"The Hollow Men" is written in five parts. Since only a choric ode would likely use plurals, it is easy to identify all the sections but section 2 as choric odes, since they all use the plural pronoun "we," and they all seem to express a group experience. For example, in section 1, the speakers identify themselves as a group: "We are the hollow men."
Section 2, however, is a soliloquy, as it is a single person, an "I," expressing his thoughts without any indication that he is specifically addressing another person. For example, as he looks around at his surroundings, he thinks, "Eyes I dare not meet in dreams." We are overhearing what is passing through his mind.
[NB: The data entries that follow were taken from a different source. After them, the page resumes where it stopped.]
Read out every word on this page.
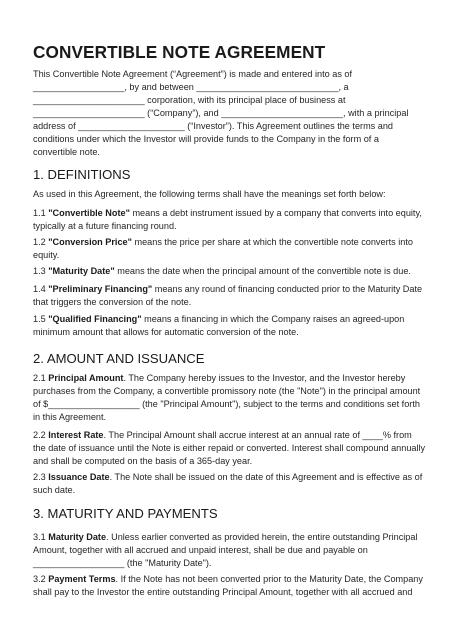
CONVERTIBLE NOTE AGREEMENT

This Convertible Note Agreement (“Agreement”) is made and entered into as of

__________________, by and between ____________________________, a

______________________ corporation, with its principal place of business at

______________________ (“Company”), and ________________________, with a principal

address of _____________________ (“Investor”). This Agreement outlines the terms and

conditions under which the Investor will provide funds to the Company in the form of a

convertible note.

1. DEFINITIONS

As used in this Agreement, the following terms shall have the meanings set forth below:

1.1 "Convertible Note" means a debt instrument issued by a company that converts into equity,

typically at a future financing round.

1.2 "Conversion Price" means the price per share at which the convertible note converts into

equity.

1.3 "Maturity Date" means the date when the principal amount of the convertible note is due.

1.4 "Preliminary Financing" means any round of financing conducted prior to the Maturity Date

that triggers the conversion of the note.

1.5 "Qualified Financing" means a financing in which the Company raises an agreed-upon

minimum amount that allows for automatic conversion of the note.

2. AMOUNT AND ISSUANCE

2.1 Principal Amount. The Company hereby issues to the Investor, and the Investor hereby

purchases from the Company, a convertible promissory note (the "Note") in the principal amount

of $__________________ (the "Principal Amount"), subject to the terms and conditions set forth

in this Agreement.

2.2 Interest Rate. The Principal Amount shall accrue interest at an annual rate of ____% from

the date of issuance until the Note is either repaid or converted. Interest shall compound annually

and shall be computed on the basis of a 365-day year.

2.3 Issuance Date. The Note shall be issued on the date of this Agreement and is effective as of

such date.

3. MATURITY AND PAYMENTS

3.1 Maturity Date. Unless earlier converted as provided herein, the entire outstanding Principal

Amount, together with all accrued and unpaid interest, shall be due and payable on

__________________ (the "Maturity Date").

3.2 Payment Terms. If the Note has not been converted prior to the Maturity Date, the Company

shall pay to the Investor the entire outstanding Principal Amount, together with all accrued and
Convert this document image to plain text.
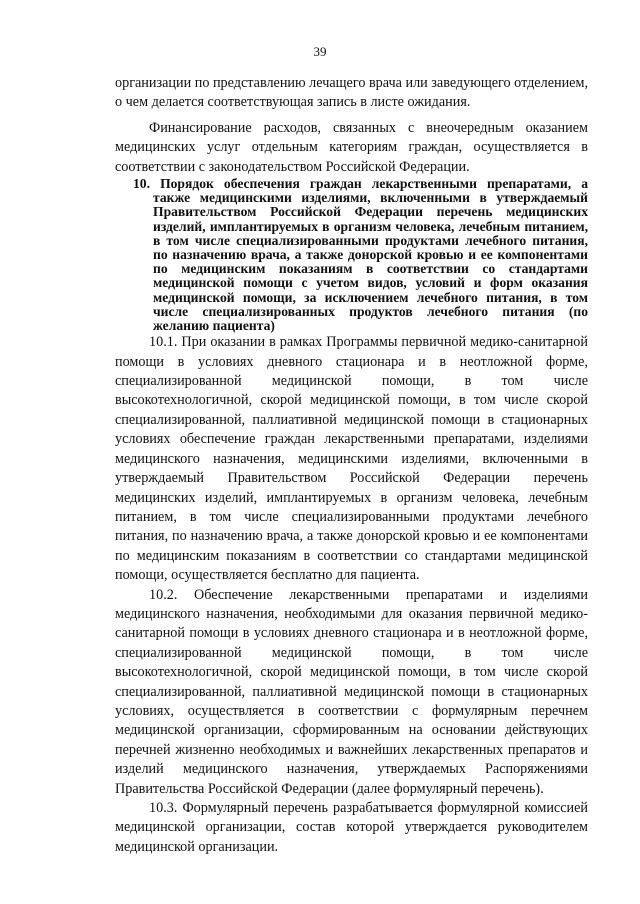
39

организации по представлению лечащего врача или заведующего отделением, о чем делается соответствующая запись в листе ожидания.

Финансирование расходов, связанных с внеочередным оказанием медицинских услуг отдельным категориям граждан, осуществляется в соответствии с законодательством Российской Федерации.

10. Порядок обеспечения граждан лекарственными препаратами, а также медицинскими изделиями, включенными в утверждаемый Правительством Российской Федерации перечень медицинских изделий, имплантируемых в организм человека, лечебным питанием, в том числе специализированными продуктами лечебного питания, по назначению врача, а также донорской кровью и ее компонентами по медицинским показаниям в соответствии со стандартами медицинской помощи с учетом видов, условий и форм оказания медицинской помощи, за исключением лечебного питания, в том числе специализированных продуктов лечебного питания (по желанию пациента)

10.1. При оказании в рамках Программы первичной медико-санитарной помощи в условиях дневного стационара и в неотложной форме, специализированной медицинской помощи, в том числе высокотехнологичной, скорой медицинской помощи, в том числе скорой специализированной, паллиативной медицинской помощи в стационарных условиях обеспечение граждан лекарственными препаратами, изделиями медицинского назначения, медицинскими изделиями, включенными в утверждаемый Правительством Российской Федерации перечень медицинских изделий, имплантируемых в организм человека, лечебным питанием, в том числе специализированными продуктами лечебного питания, по назначению врача, а также донорской кровью и ее компонентами по медицинским показаниям в соответствии со стандартами медицинской помощи, осуществляется бесплатно для пациента.

10.2. Обеспечение лекарственными препаратами и изделиями медицинского назначения, необходимыми для оказания первичной медико-санитарной помощи в условиях дневного стационара и в неотложной форме, специализированной медицинской помощи, в том числе высокотехнологичной, скорой медицинской помощи, в том числе скорой специализированной, паллиативной медицинской помощи в стационарных условиях, осуществляется в соответствии с формулярным перечнем медицинской организации, сформированным на основании действующих перечней жизненно необходимых и важнейших лекарственных препаратов и изделий медицинского назначения, утверждаемых Распоряжениями Правительства Российской Федерации (далее формулярный перечень).

10.3. Формулярный перечень разрабатывается формулярной комиссией медицинской организации, состав которой утверждается руководителем медицинской организации.
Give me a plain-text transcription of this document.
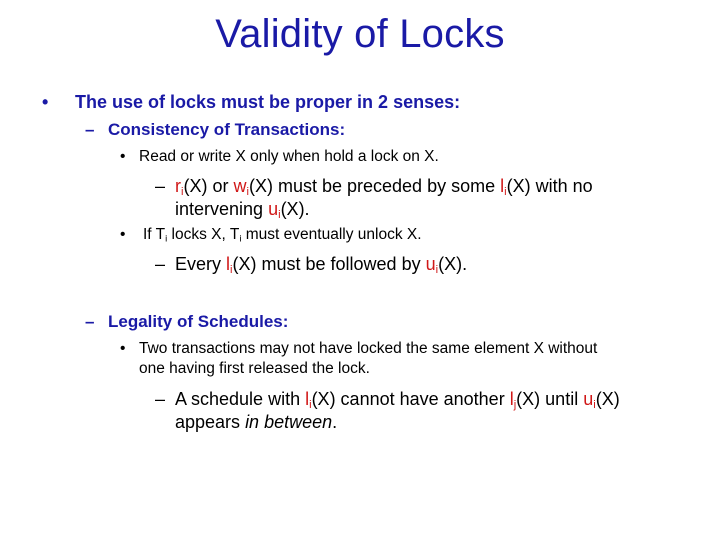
Validity of Locks
• The use of locks must be proper in 2 senses:
– Consistency of Transactions:
• Read or write X only when hold a lock on X.
– $r_i(X)$ or $w_i(X)$ must be preceded by some $l_i(X)$ with no
intervening $u_i(X)$.
• If $T_i$ locks X, $T_i$ must eventually unlock X.
– Every $l_i(X)$ must be followed by $u_i(X)$.
– Legality of Schedules:
• Two transactions may not have locked the same element X without
one having first released the lock.
– A schedule with $l_i(X)$ cannot have another $l_j(X)$ until $u_i(X)$
appears in between.
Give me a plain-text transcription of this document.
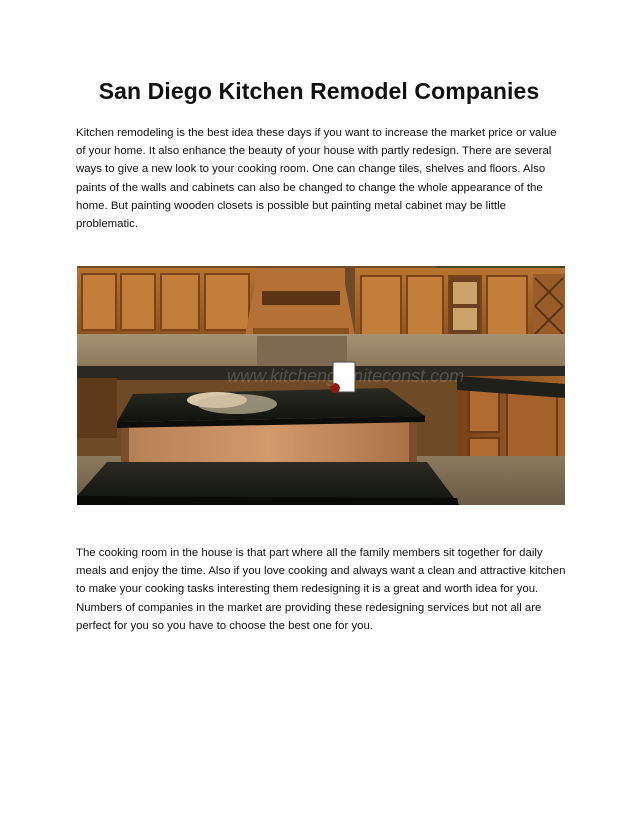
San Diego Kitchen Remodel Companies

Kitchen remodeling is the best idea these days if you want to increase the market price or value of your home. It also enhance the beauty of your house with partly redesign. There are several ways to give a new look to your cooking room. One can change tiles, shelves and floors. Also paints of the walls and cabinets can also be changed to change the whole appearance of the home. But painting wooden closets is possible but painting metal cabinet may be little problematic.

www.kitchengraniteconst.com

The cooking room in the house is that part where all the family members sit together for daily meals and enjoy the time. Also if you love cooking and always want a clean and attractive kitchen to make your cooking tasks interesting them redesigning it is a great and worth idea for you. Numbers of companies in the market are providing these redesigning services but not all are perfect for you so you have to choose the best one for you.
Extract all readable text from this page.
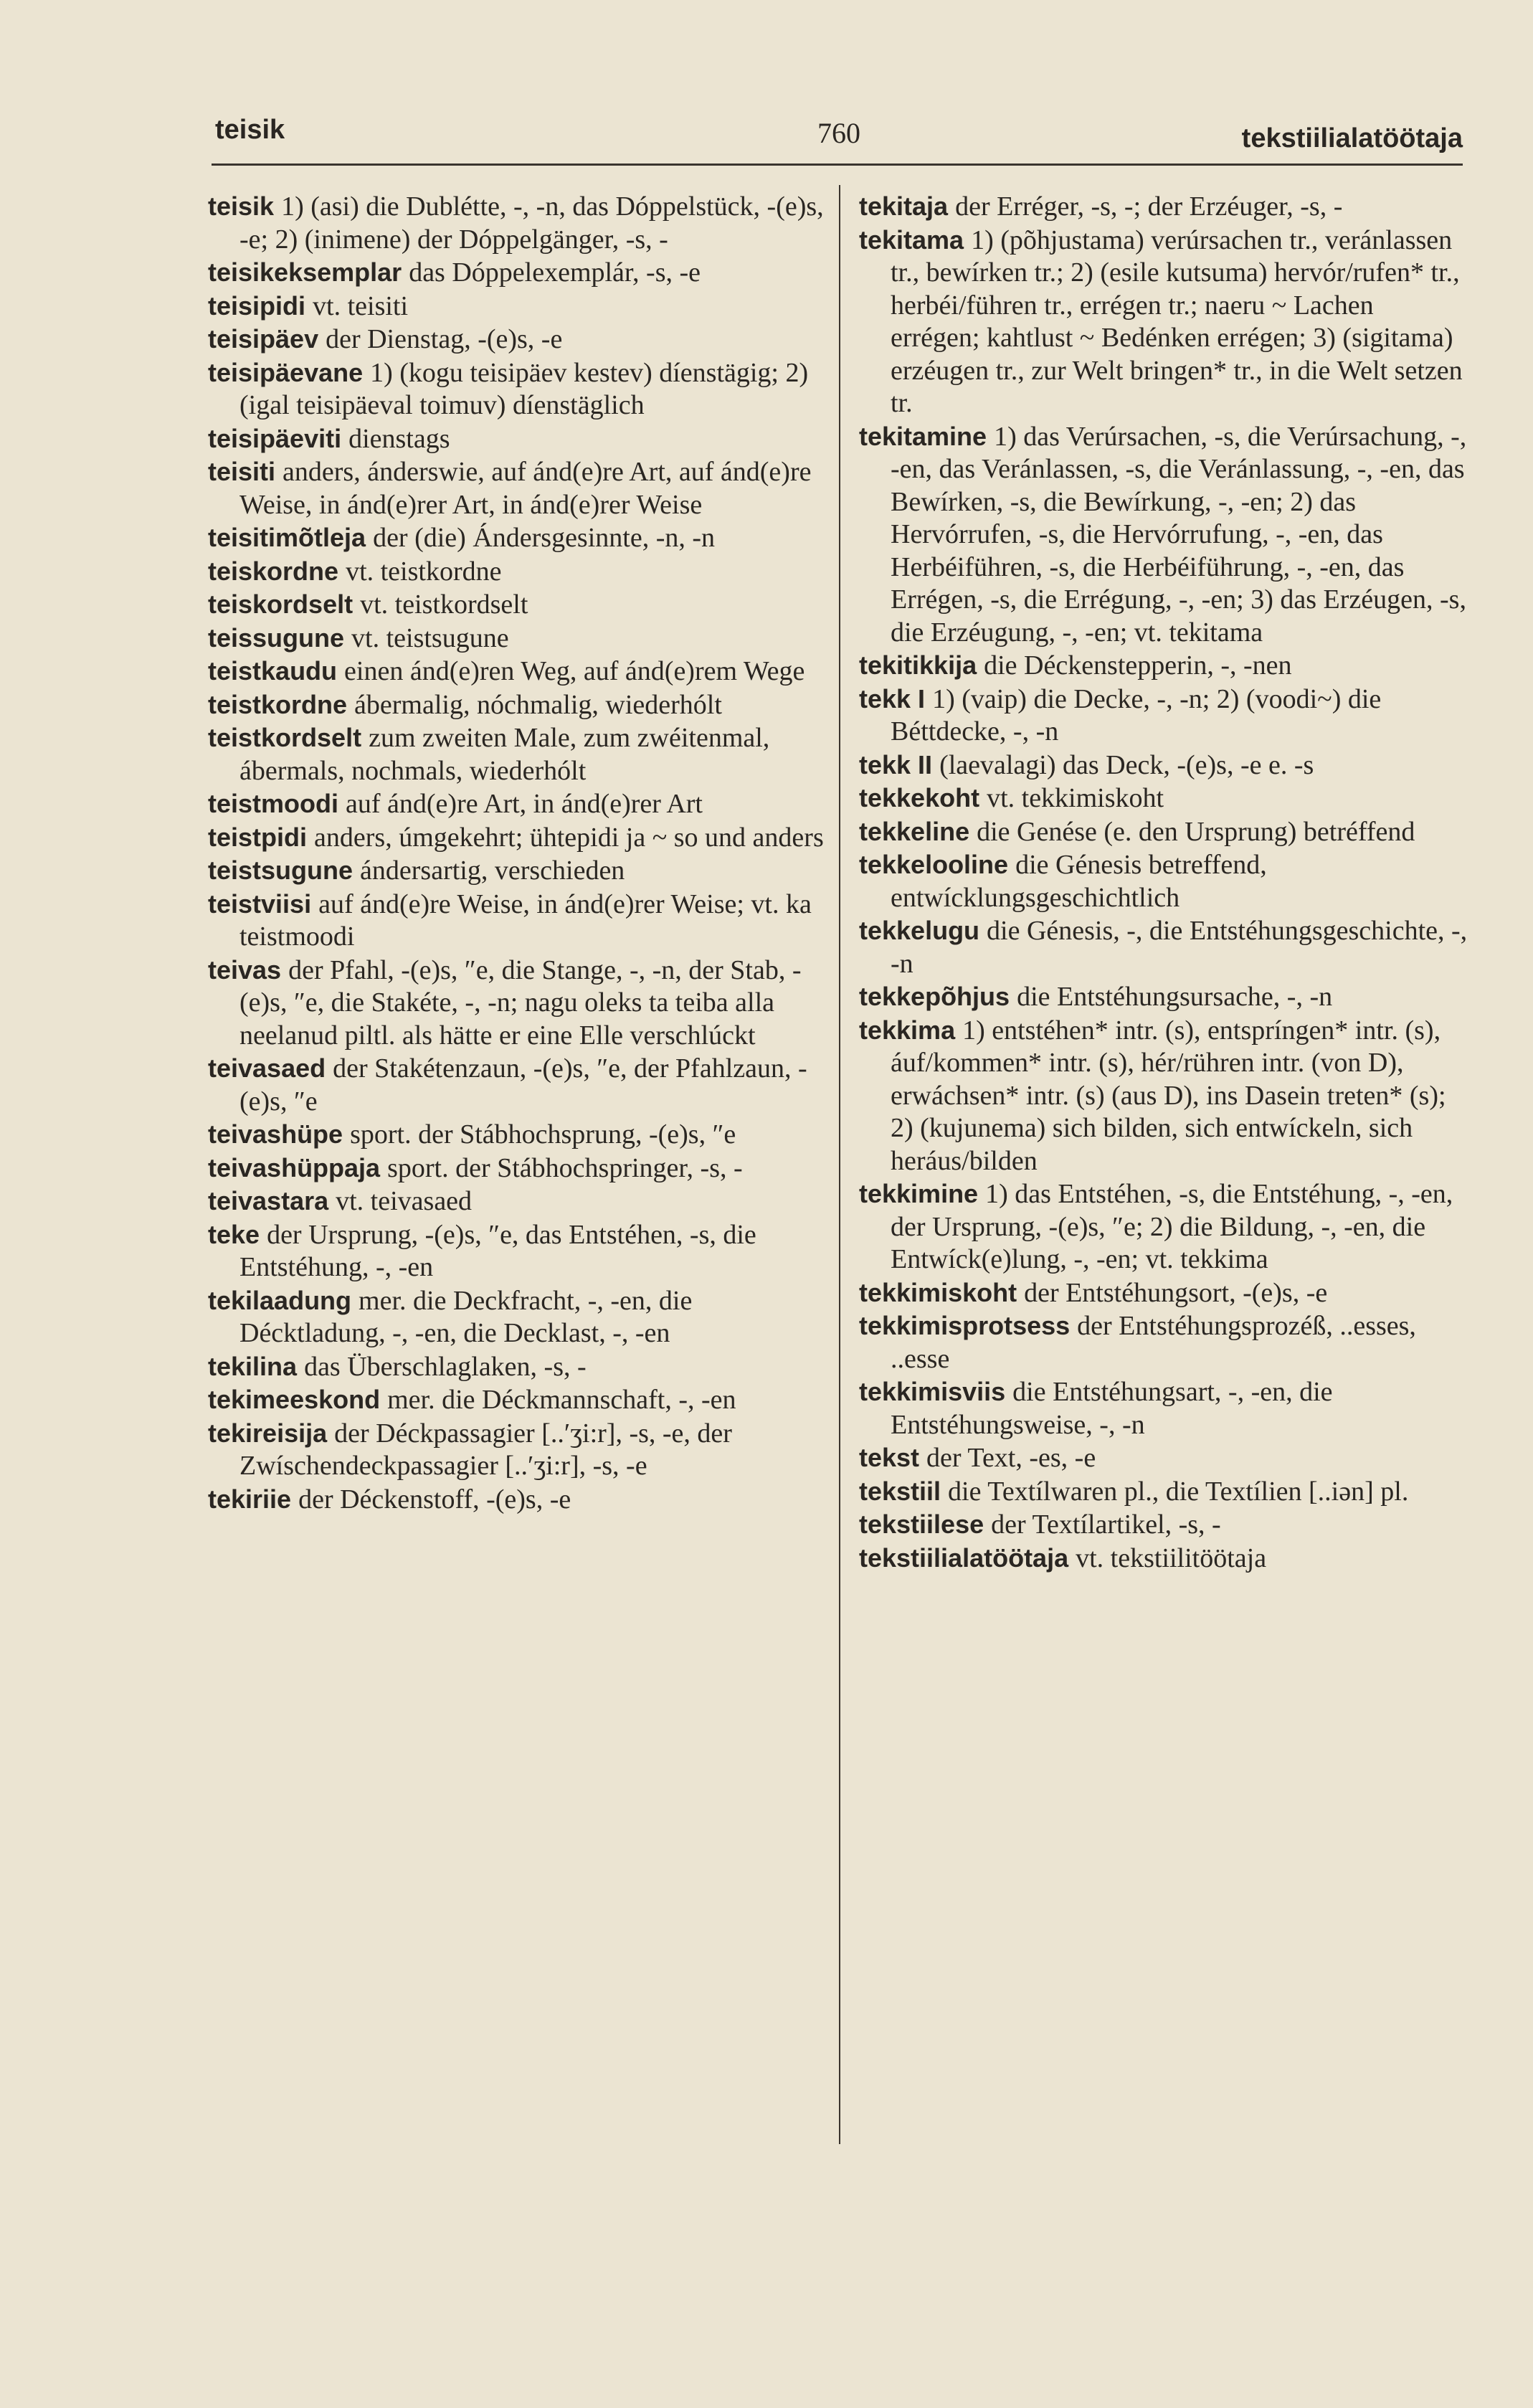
teisik	760	tekstiilialatöötaja
teisik 1) (asi) die Dublétte, -, -n, das Dóppelstück, -(e)s, -e; 2) (inimene) der Dóppelgänger, -s, -
teisikeksemplar das Dóppelexemplár, -s, -e
teisipidi vt. teisiti
teisipäev der Dienstag, -(e)s, -e
teisipäevane 1) (kogu teisipäev kestev) díenstägig; 2) (igal teisipäeval toimuv) díenstäglich
teisipäeviti dienstags
teisiti anders, ánderswie, auf ánd(e)re Art, auf ánd(e)re Weise, in ánd(e)rer Art, in ánd(e)rer Weise
teisitimõtleja der (die) Ándersgesinnte, -n, -n
teiskordne vt. teistkordne
teiskordselt vt. teistkordselt
teissugune vt. teistsugune
teistkaudu einen ánd(e)ren Weg, auf ánd(e)rem Wege
teistkordne ábermalig, nóchmalig, wiederhólt
teistkordselt zum zweiten Male, zum zwéitenmal, ábermals, nochmals, wiederhólt
teistmoodi auf ánd(e)re Art, in ánd(e)rer Art
teistpidi anders, úmgekehrt; ühtepidi ja ~ so und anders
teistsugune ándersartig, verschieden
teistviisi auf ánd(e)re Weise, in ánd(e)rer Weise; vt. ka teistmoodi
teivas der Pfahl, -(e)s, ″e, die Stange, -, -n, der Stab, -(e)s, ″e, die Stakéte, -, -n; nagu oleks ta teiba alla neelanud piltl. als hätte er eine Elle verschlúckt
teivasaed der Stakétenzaun, -(e)s, ″e, der Pfahlzaun, -(e)s, ″e
teivashüpe sport. der Stábhochsprung, -(e)s, ″e
teivashüppaja sport. der Stábhochspringer, -s, -
teivastara vt. teivasaed
teke der Ursprung, -(e)s, ″e, das Entstéhen, -s, die Entstéhung, -, -en
tekilaadung mer. die Deckfracht, -, -en, die Décktladung, -, -en, die Decklast, -, -en
tekilina das Überschlaglaken, -s, -
tekimeeskond mer. die Déckmannschaft, -, -en
tekireisija der Déckpassagier [..′ʒi:r], -s, -e, der Zwíschendeckpassagier [..′ʒi:r], -s, -e
tekiriie der Déckenstoff, -(e)s, -e
tekitaja der Erréger, -s, -; der Erzéuger, -s, -
tekitama 1) (põhjustama) verúrsachen tr., veránlassen tr., bewírken tr.; 2) (esile kutsuma) hervór/rufen* tr., herbéi/führen tr., errégen tr.; naeru ~ Lachen errégen; kahtlust ~ Bedénken errégen; 3) (sigitama) erzéugen tr., zur Welt bringen* tr., in die Welt setzen tr.
tekitamine 1) das Verúrsachen, -s, die Verúrsachung, -, -en, das Veránlassen, -s, die Veránlassung, -, -en, das Bewírken, -s, die Bewírkung, -, -en; 2) das Hervórrufen, -s, die Hervórrufung, -, -en, das Herbéiführen, -s, die Herbéiführung, -, -en, das Errégen, -s, die Errégung, -, -en; 3) das Erzéugen, -s, die Erzéugung, -, -en; vt. tekitama
tekitikkija die Déckenstepperin, -, -nen
tekk I 1) (vaip) die Decke, -, -n; 2) (voodi~) die Béttdecke, -, -n
tekk II (laevalagi) das Deck, -(e)s, -e e. -s
tekkekoht vt. tekkimiskoht
tekkeline die Genése (e. den Ursprung) betréffend
tekkelooline die Génesis betreffend, entwícklungsgeschichtlich
tekkelugu die Génesis, -, die Entstéhungsgeschichte, -, -n
tekkepõhjus die Entstéhungsursache, -, -n
tekkima 1) entstéhen* intr. (s), entspríngen* intr. (s), áuf/kommen* intr. (s), hér/rühren intr. (von D), erwáchsen* intr. (s) (aus D), ins Dasein treten* (s); 2) (kujunema) sich bilden, sich entwíckeln, sich heráus/bilden
tekkimine 1) das Entstéhen, -s, die Entstéhung, -, -en, der Ursprung, -(e)s, ″e; 2) die Bildung, -, -en, die Entwíck(e)lung, -, -en; vt. tekkima
tekkimiskoht der Entstéhungsort, -(e)s, -e
tekkimisprotsess der Entstéhungsprozéß, ..esses, ..esse
tekkimisviis die Entstéhungsart, -, -en, die Entstéhungsweise, -, -n
tekst der Text, -es, -e
tekstiil die Textílwaren pl., die Textílien [..iən] pl.
tekstiilese der Textílartikel, -s, -
tekstiilialatöötaja vt. tekstiilitöötaja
Lyrical poetry expresses emotion, while an elegy is a lament for something or someone that is gone. A meditation is a series of thoughts or reflections about events or elements of life. "The Hollow Men," written in 1923, weaves together emotion, lament, and meditation to express an elegiac sense of stunned loss over the world that was torn apart by World War I. Exclamation points always communicate emotion, so the passage below begins with a strong expression of regret, followed by a muted sense of voicelessness. The passage expresses the emotions of lament and loss:
Our dried voices, when
We whisper together
Are quiet and meaningless
Imagery also expresses emotion, and such images as those of "rats' feet over broken glass" and "broken jaw" convey a sense of the desolation the speakers feel. In section 5, between snatches of verse, the chorus meditates on the meaning of what has occurred to leave them hollow men:
Between the idea
And the reality
Between the motion
And the act
Falls the Shadow
The chorus understands itself, representatives of the lost generation after World War I, shell-shocked by all that has happened and a loss of meaning, as living in a shadow time. The chorus ends by reflecting:
This is the way the world ends
Not with a bang but a whimper.
These are thoughts—meditations—on how the world seems.